Illustration explaining Batch Size

Definition

Batch size is the number of items processed, moved, or inspected together as a group before proceeding to the next step. Traditional operations favor large batches to minimize changeover costs and maximize apparent efficiency at each step. Lean thinking challenges this by recognizing that large batches create waste: waiting (items wait for the batch to complete), inventory (WIP accumulates), quality issues (defects multiply before detection), and long lead times. Smaller batch sizes, ideally approaching one-piece flow, dramatically improve flow and responsiveness.

Examples

A stamping operation traditionally ran batches of 5,000 pieces to minimize the impact of hour-long changeovers. By applying SMED to reduce changeover to 10 minutes, they economically produced batches of 500. Lead time dropped from weeks to days, and defective parts were caught after 500 rather than 5,000.

Key Points

  • Batch size directly affects lead time—smaller batches mean faster flow
  • Large batches hide quality problems by delaying detection
  • Reducing batch size requires addressing changeover time and other barriers
  • The ideal batch size is one—true one-piece flow

Common Misconceptions

Large batches are more efficient.

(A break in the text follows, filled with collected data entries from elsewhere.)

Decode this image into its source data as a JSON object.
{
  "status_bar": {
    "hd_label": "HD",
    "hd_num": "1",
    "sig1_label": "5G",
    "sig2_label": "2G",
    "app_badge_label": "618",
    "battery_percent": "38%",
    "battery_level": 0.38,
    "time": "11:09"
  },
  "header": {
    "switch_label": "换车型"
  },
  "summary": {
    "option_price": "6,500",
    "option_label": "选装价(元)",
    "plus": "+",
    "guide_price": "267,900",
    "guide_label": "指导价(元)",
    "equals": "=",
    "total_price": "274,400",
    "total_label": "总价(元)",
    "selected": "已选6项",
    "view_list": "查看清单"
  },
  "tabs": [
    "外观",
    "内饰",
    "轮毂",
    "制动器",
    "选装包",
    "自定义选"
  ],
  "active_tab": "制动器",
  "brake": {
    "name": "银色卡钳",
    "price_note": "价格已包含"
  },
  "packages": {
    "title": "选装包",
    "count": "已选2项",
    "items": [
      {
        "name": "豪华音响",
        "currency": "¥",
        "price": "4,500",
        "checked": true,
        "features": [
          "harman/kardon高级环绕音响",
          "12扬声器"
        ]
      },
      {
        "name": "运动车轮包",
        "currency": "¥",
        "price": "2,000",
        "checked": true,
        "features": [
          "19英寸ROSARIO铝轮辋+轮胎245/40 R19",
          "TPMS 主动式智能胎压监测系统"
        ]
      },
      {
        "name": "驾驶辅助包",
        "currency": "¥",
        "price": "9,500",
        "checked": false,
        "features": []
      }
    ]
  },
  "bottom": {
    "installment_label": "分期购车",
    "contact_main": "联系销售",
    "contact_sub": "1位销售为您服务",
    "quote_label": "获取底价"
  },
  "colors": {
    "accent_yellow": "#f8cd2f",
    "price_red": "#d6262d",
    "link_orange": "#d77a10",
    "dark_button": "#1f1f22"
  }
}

Large batches optimize local step efficiency while sub-optimizing total system flow. The "efficiency" of large batches ignores the waste created by waiting, inventory, and delayed feedback.

Batch size is determined by technology. While some equipment has minimum batch requirements, batch size is often chosen, not forced. Many batch-size constraints are self-imposed conventions that can be challenged.